Skillman Foundation President and CEO Carol Goss echoed that sentiment.
"The Skillman Foundation's mission is to improve the lives of children by strengthening their schools and their neighborhoods," Goss said. "In order to be successful, we need lots of partners like the Department of Human Services, and families with children need lots of resources. Together, we believe we can make a difference for children."
The pilot program announcement was made as part of the department's "Helping Families 101: Get ready 2 learn" statewide campaign that focuses on the combined efforts of DHS and its partners to meet families' needs so children can focus on learning.
"We can - and do - provide many more resources and support to meet families' needs so children can concentrate on learning," Ahmed added.
For example, Ahmed also announced that a Family Resource Center will open soon at the John R. King Academic and Performing Arts Academy in Detroit. Family Resource Centers serve as a "one stop shop" for family services located within or near a neighborhood school. They are placed there to coordinate services according to the goals developed and shared by the family, community, school and other agencies involved.

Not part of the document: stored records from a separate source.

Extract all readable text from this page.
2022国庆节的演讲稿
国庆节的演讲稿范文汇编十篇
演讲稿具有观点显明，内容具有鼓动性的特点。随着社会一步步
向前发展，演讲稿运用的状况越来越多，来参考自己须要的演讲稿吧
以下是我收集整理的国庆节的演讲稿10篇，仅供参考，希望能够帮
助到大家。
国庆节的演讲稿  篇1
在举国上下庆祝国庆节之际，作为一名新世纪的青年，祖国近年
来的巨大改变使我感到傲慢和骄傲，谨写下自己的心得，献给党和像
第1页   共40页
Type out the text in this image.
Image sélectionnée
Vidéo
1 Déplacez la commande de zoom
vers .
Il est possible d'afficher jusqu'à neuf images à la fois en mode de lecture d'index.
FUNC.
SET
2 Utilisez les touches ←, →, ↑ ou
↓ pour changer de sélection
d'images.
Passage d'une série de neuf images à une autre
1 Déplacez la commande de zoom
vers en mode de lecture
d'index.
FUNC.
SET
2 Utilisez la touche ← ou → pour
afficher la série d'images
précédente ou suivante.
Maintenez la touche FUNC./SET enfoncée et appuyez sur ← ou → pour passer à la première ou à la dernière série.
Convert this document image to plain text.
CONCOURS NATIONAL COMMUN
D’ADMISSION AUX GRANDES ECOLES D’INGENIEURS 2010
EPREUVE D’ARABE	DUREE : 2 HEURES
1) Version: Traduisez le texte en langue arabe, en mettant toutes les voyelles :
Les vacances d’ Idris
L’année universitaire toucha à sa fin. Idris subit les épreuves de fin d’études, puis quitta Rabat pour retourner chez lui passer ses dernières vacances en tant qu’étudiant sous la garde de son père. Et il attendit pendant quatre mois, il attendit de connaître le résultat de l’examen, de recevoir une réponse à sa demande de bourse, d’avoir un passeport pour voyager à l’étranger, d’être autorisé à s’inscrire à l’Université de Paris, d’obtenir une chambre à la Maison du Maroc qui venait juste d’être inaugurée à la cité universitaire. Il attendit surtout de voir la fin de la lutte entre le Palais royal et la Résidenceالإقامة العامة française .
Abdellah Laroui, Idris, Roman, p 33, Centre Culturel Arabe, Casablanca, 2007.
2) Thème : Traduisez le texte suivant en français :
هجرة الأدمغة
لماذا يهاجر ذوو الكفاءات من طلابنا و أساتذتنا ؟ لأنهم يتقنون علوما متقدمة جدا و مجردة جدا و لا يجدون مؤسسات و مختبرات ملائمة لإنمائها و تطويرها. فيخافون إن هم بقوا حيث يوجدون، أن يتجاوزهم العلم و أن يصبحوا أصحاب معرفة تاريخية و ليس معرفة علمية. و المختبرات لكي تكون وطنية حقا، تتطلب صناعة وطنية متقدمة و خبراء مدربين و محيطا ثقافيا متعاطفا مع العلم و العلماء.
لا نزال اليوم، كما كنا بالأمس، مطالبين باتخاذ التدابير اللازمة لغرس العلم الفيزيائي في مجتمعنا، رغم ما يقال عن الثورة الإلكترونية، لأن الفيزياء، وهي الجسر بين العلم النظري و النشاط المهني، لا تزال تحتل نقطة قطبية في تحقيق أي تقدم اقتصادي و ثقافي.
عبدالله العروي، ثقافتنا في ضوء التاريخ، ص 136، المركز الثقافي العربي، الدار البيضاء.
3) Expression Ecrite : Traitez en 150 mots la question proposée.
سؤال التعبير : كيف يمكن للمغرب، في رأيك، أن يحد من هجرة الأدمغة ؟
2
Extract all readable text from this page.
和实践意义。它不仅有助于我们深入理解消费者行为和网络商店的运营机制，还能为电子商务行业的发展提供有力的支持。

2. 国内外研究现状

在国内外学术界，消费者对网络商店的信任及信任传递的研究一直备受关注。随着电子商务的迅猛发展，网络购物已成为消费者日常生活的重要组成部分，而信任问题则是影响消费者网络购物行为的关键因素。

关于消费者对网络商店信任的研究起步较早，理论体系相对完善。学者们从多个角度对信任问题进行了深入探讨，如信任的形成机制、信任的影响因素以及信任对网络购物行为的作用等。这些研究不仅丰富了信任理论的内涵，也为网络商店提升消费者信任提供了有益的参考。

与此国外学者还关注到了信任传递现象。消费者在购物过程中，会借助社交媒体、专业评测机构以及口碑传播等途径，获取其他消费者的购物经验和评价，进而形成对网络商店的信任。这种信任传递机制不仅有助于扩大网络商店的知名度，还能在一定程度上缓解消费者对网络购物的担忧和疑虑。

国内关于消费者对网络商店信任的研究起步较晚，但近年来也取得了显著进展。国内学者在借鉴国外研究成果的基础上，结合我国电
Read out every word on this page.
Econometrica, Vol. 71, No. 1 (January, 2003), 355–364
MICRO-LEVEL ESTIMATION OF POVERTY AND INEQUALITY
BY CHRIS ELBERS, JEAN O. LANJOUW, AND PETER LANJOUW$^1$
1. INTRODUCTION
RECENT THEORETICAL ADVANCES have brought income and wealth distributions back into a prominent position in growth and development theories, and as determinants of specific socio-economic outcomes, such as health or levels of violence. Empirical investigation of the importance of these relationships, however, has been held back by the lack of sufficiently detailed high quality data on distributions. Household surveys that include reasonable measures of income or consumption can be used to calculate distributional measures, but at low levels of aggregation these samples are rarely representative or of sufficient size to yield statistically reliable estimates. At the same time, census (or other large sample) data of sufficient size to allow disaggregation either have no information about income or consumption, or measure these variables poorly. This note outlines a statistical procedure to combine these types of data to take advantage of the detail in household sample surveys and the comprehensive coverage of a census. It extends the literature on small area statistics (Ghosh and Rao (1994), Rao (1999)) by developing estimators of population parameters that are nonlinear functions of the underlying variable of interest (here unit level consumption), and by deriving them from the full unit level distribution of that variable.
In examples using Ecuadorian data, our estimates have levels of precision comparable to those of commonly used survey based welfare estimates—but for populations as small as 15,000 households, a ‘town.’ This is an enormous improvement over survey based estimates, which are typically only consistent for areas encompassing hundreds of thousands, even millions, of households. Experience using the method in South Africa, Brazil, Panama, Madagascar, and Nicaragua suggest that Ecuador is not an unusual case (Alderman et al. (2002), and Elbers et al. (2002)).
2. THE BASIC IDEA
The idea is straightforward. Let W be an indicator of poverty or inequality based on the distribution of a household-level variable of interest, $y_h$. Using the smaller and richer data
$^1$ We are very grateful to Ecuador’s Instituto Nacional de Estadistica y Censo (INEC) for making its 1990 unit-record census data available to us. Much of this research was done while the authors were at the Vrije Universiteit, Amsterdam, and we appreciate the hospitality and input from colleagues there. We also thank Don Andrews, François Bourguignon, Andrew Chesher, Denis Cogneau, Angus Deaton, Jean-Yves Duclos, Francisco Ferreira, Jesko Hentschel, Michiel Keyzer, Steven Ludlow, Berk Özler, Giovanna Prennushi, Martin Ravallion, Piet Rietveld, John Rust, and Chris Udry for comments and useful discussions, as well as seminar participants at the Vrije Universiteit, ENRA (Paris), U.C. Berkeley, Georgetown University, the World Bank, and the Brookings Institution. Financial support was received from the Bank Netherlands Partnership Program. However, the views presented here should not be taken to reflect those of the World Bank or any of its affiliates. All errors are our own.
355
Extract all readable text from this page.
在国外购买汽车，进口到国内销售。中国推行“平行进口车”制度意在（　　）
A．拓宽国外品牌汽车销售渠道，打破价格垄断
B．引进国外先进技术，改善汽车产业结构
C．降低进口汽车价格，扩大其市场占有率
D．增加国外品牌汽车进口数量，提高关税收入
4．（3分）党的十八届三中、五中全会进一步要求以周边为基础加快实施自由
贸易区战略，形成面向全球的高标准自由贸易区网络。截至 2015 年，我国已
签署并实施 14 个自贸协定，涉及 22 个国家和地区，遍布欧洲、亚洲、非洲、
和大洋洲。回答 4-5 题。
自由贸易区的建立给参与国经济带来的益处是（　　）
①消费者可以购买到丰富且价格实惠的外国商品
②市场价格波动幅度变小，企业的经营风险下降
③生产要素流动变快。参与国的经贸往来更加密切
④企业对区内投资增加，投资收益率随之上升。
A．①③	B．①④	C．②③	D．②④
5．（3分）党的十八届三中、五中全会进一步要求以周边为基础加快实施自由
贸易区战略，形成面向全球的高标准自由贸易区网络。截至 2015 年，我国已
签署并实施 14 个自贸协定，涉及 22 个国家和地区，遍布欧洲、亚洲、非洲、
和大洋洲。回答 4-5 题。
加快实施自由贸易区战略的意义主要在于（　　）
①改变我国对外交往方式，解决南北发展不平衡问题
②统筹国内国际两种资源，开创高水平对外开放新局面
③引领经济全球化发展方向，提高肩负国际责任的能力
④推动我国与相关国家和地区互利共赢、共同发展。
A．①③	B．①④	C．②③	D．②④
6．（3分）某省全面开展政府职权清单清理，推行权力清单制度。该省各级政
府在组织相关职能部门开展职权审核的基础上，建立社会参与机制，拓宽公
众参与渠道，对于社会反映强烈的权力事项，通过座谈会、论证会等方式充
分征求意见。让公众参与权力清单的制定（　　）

Family Resource Centers provide all DHS services, including school-based parent involvement programs and access to mental health services, therapy and other services in agreement with local partners. The goal is to decrease student school behavior problems, absenteeism and truancy, and increase parental participation and academic performance.
There are currently 49 Family Resource Centers operating statewide.
The Helping Families 101 campaign also focuses on child safety in their dating relationships.
As many as one-third of high school and college-aged youth experience violence in an intimate relationship during their dating years. And, women between 16- and 24-years-old are the most vulnerable to intimate partner violence.
The YWCA/Interim House Metro Detroit is a resource for educators and the community, said Glenda Cook, the organization's victim advocate coordinator.
"It is important for youths, who are between 12- to 18-years-old, to receive information to help them recognize the warning signs of dating violence," Cook said. "That information equally helps others like educators and family members, who suspect a youth is in a violent relationship, understand the impact of being a teenager in a violent relationship."
Additionally, the campaign strives to educate families about another significant safety net: Child support. In fiscal year 2008, 567,000 children were entitled to receive child support. Of those, 70 percent received payments with an average monthly payment of $246, said Marilyn Stephen, director of the DHS Office of Child Support.
"Child support is an extremely important safety net that children deserve," Stephen said. "Child support is 30 percent of household income for poor families who receive child support. Although people are struggling in this economy, studies show that child support affects child well-being in many ways.
"Children who receive child support do better in school and experience less child poverty."